Ok great - our user is signed in, their identity is validated, and we have their bank information safely stored with our payments facilitator.
Next up - we need to transfer money to/from their trading account and purchase/sell assets.
I'm going to skip the part where I describe how to do that and jump right to how we're going to do: Partnering with a broker which offers programatic access to purchasing APIs.
We've already mentioned them: Alpaca.
That's it! Let's walk through the above diagram together.
The user makes a purchase of an asset through BitCollect platform.
BitCollect thus initiates a transfer from the user's bank account to their trading account, in Alpaca.
This is done safely by providing Alpaca with the user's payment facilitator token, i.e. Plaid Link Token.
Alpaca then reaches out to Plaid to exchange the user's Link Token for real bank account information
Plaid provides Alpaca the user's bank account information, and Alpaca can then initiate a wire/ACH transfer
The funds are received in Alpaca
BitCollect then places an order for the equity with Alpaca on behalf of the user
Alpaca confirms the asset purchase and stores it safely in their platform
The user has securely purchased an asset through "BitCollect"
Putting it all together, we can see that we've essentially built a re-seller platform with the lowest amount of risk by utilizing existing services that serve the underlying needs.
Programatically speaking - how does a user "view their assets?" We simply make an API call, through our backend, to the equities facilitator Alpaca, to retrieve the list of assets.

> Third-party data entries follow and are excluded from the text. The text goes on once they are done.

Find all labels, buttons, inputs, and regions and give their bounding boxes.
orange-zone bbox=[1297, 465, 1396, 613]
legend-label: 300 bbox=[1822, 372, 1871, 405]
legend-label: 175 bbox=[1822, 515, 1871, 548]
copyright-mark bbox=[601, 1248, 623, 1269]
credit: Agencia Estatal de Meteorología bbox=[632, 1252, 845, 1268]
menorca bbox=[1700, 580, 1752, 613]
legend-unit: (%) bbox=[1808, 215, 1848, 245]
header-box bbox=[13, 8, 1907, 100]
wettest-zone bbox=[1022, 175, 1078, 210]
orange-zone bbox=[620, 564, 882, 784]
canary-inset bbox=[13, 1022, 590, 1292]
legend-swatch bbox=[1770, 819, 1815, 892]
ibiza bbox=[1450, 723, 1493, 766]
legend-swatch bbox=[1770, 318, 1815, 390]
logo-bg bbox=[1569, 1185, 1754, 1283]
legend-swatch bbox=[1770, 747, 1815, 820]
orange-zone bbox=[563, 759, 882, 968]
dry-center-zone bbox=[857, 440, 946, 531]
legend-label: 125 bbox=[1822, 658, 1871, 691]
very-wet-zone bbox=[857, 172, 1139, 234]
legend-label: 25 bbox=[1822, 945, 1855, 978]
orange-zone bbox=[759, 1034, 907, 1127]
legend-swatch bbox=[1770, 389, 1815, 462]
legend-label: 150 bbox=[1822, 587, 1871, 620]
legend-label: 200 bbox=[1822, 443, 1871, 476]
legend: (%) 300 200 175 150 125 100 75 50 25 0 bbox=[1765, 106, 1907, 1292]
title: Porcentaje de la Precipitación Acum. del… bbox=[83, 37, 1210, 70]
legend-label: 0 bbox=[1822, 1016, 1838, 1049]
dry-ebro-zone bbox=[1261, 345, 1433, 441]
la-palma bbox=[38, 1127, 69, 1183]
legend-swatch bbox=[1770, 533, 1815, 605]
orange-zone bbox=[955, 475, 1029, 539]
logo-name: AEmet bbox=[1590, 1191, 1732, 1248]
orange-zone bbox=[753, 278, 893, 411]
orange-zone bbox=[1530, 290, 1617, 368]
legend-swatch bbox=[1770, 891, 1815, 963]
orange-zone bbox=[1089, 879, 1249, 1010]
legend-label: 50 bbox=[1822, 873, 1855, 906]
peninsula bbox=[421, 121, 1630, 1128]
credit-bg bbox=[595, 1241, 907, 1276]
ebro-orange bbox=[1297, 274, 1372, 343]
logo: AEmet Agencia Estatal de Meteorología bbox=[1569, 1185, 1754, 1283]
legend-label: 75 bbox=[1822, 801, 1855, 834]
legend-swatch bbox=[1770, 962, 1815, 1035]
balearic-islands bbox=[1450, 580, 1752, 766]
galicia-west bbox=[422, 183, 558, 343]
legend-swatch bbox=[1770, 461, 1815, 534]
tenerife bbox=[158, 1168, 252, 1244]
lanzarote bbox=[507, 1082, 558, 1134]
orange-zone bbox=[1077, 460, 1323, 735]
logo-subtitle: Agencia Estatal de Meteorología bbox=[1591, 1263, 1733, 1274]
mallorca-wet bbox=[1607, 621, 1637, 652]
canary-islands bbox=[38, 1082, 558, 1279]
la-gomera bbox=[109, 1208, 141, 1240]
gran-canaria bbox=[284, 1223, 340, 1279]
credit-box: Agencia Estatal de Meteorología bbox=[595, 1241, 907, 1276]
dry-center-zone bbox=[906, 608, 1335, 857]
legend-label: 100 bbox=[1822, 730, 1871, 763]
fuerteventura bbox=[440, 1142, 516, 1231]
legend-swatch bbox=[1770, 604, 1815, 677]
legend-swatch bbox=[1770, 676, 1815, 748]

Here's the only user data we ever need to store in our database:
email: "firstname.lastname@example.org", id: "123", name: "Sedky Aboushamalah", plaidAccessToken: "access-003f04d6...", alpacaToken: "processor-ea520de1...."
Do we want to get transactions on behalf of a user? We just use their token on their behalf to get data from the corresponding upstream software.
- Get All Positions
Here's the API call BitCollect front-end (or BitCollect users via REST API) can make to BitCollect back-end to view their positions.
curl --location --request GET 'https://bitcollect:8081/api/positions' --header 'Authorization: Bearer eyJhbGciOiJS...'
How come the requested path is
/api/positions and not
We don't pass a user-id on the front-end?
No. We don't need to!
Our awesome authentication as a service (Firebase) is generating JWT access tokens on behalf of our users. By the time the front-end makes an API call, it sends the access token to BitCollect's backend.
BitCollect's backend then has the user information available in a validated JWT.
So the front-end never has to specify it because the back-end just has to make sure it's received in the access token.
Then the back-end can pull the user information corresponding to the user's access token. It's all quite seamless.